Gubernur Bank Indonesia Agus Martowardojo sebelum menjalani pemeriksaan di Gedung KPK Jakarta, Selasa (1/11/2016). Agus diperiksa sebagai saksi dalam kapasitasnya sebagai mantan Menteri Keuangan terkait kasus dugaan korupsi proyek e-KTP di Kementerian Dalam Negeri tahun 2011-2012 untuk tersangka mantan Direktur Jenderal Kependudukan dan Pencatatan Sipil Kementerian Dalam Negeri Irman. AKTUAL/Munzir

Jakarta, Aktual.com-Gubernur Bank Indonesia (BI), Agus Martowardojo dicecar 18 pertanyaan oleh penyidik Komisi Pemberantasan Korupsi (KPK) terkait kasus dugaan korupsi proyek Kartu Tanda Penduduk berbasis elektronik (e-KTP).

Kata dia, pertanyaan paling mendasar ialah mengenai sistem keuangan negara.

Dijelaskan Agus, dalam Undang-Undang (UU) tentang Keuangan Negara dan UU tentang Perbendaharaan Negara, Kementerian atau Lembaga berstatus sebagai Pengguna Anggaran (PA).

“Jadi Kementerian atau Lembaga bertanggungjawab atas perencanaan, pelaksanaan dan pertanggungjawaban anggaran serta pelaksanaan anggaran, termasuk bagaimana dilakukan lelang, pembuatan pengikatan, pengujian kemajuan proyek, sampai kepada pembayaran,” papar Agus, di Gedung KPK, Jakarta, Selasa (1/11).

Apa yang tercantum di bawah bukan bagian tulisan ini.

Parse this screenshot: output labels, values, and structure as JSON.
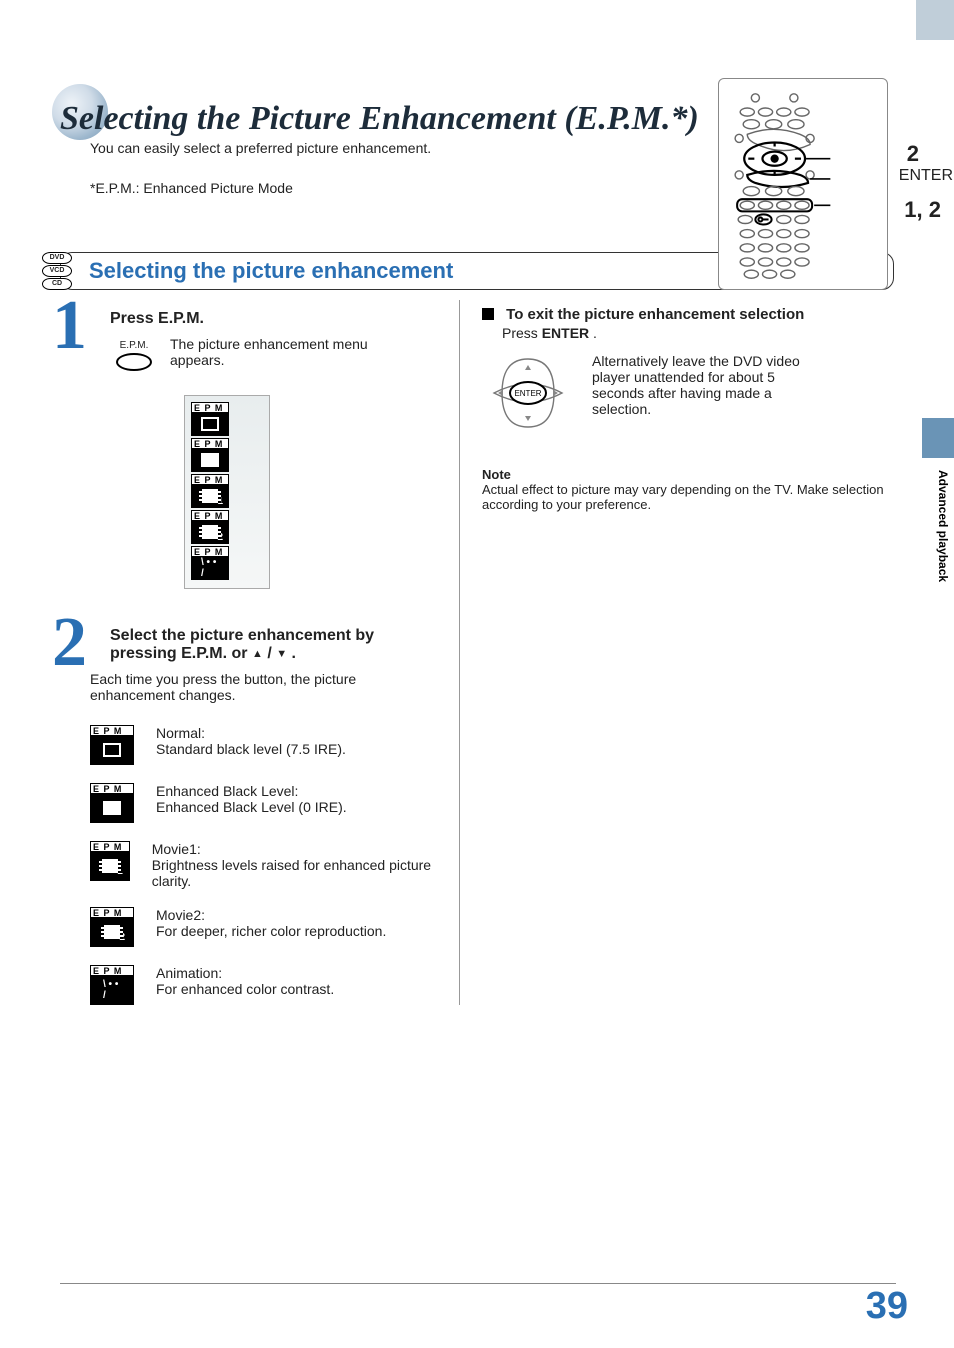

Sedangkan Kementerian Keuangan (Kemenkeu) bertanggungjawab dalam pengajuan anggaran, hingga masuk kepada pengujian dan ketersediaan anggaran.

“Jadi saya ingin katakan di awal, kami menjelaskan mengenai sistem anggaran,” ucapnya.

Diakui Agus, Kemenkeu merupakan pihak yang menyetujui proses pengerjaan proyek e-KTP dilakukan dengan metode tahun jamak atau multiyears. Karena memang Kemenku yang memiliki kewenangan untuk memutuskan proyek e-KTP dikerjakan secara multiyears.

Namun tetap, PA dalam hal ini Kementerian atau Lembaga yang mengajukan ke Kemenkeu untuk mengerjakan proyek e-KTP dengan multiyears.

“Sesederhananya bahwa PA kalau dia menerima mata anggaran dan merasa mata anggaran ini tidak bisa selesai dalam waktu satu tahun dan proyeknya satu kesatuan yang tidak bisa dipecah-pecah, jadi dia mengajukan multiyears dan mengajukan ke Menkeu,” terangnya.

Ketika metode proyek e-KTP diajukan, giliran pihak Kemenkeu melakukan evaluasi yang didukung dengan pandangan Kementerian atau Lembaga yang memahami teknis proyek.

Proyek e-KTP ini digarap ketika Menkeu dijabat oleh Sri Mulyani dan Agus. Bedanya, saat Menkeu dijabat oleh Sri Mulyani proyek ini belum disetujui. Barulah saat Agus menjabat Menkeu proyek bernilai Rp5,8 triliun disepakati.

Dalam kesempatan kali ini, Agus juga menegaskan bahwa tidak ada penolakan dari Menkeu Sri Mulyani terhadap proyek e-KTP. Justru Agus-lah yang menolak proyek e-KTP.

Dipaparkan Gubernur BI ke-16, penolakan itu dilakukan lantaran pihak Kementerian Dalam Negeri meminta Kemenkeu untuk mengizinkan mereka menggarap proyek e-KTP dengan metode multiyears anggaran.

“Saya katakan di dalam file tidak ada penolakan dari Sri Mulyani. Pada 13 Desember 2010 (proyek e-KTP) ditolak oleh saya, karena yang diajukan bukan multiyears kontrak, tapi multiyears anggaran,” klaimnya.

Penolakan ini menurutnya merujuk pada UU Nomor 17 Tahun 2003 tentang Sistem Keuangan Negara, dimana anggaran tidak boleh multiyears. Kalaun boleh, harus ada persetujuan dari Menkeu.

Sekedar informasi, multiyears anggaran artinya Kemenkeu harus mencairkan anggaran sekaligus beberapa tahun untuk suatu proyek yang disetujui. Adapun multiyears kontrak, Kemenkeu ‎mencairkan angaran per tahunnya, meskipun proyek itu pengerjaannya dilakukan beberapa tahun.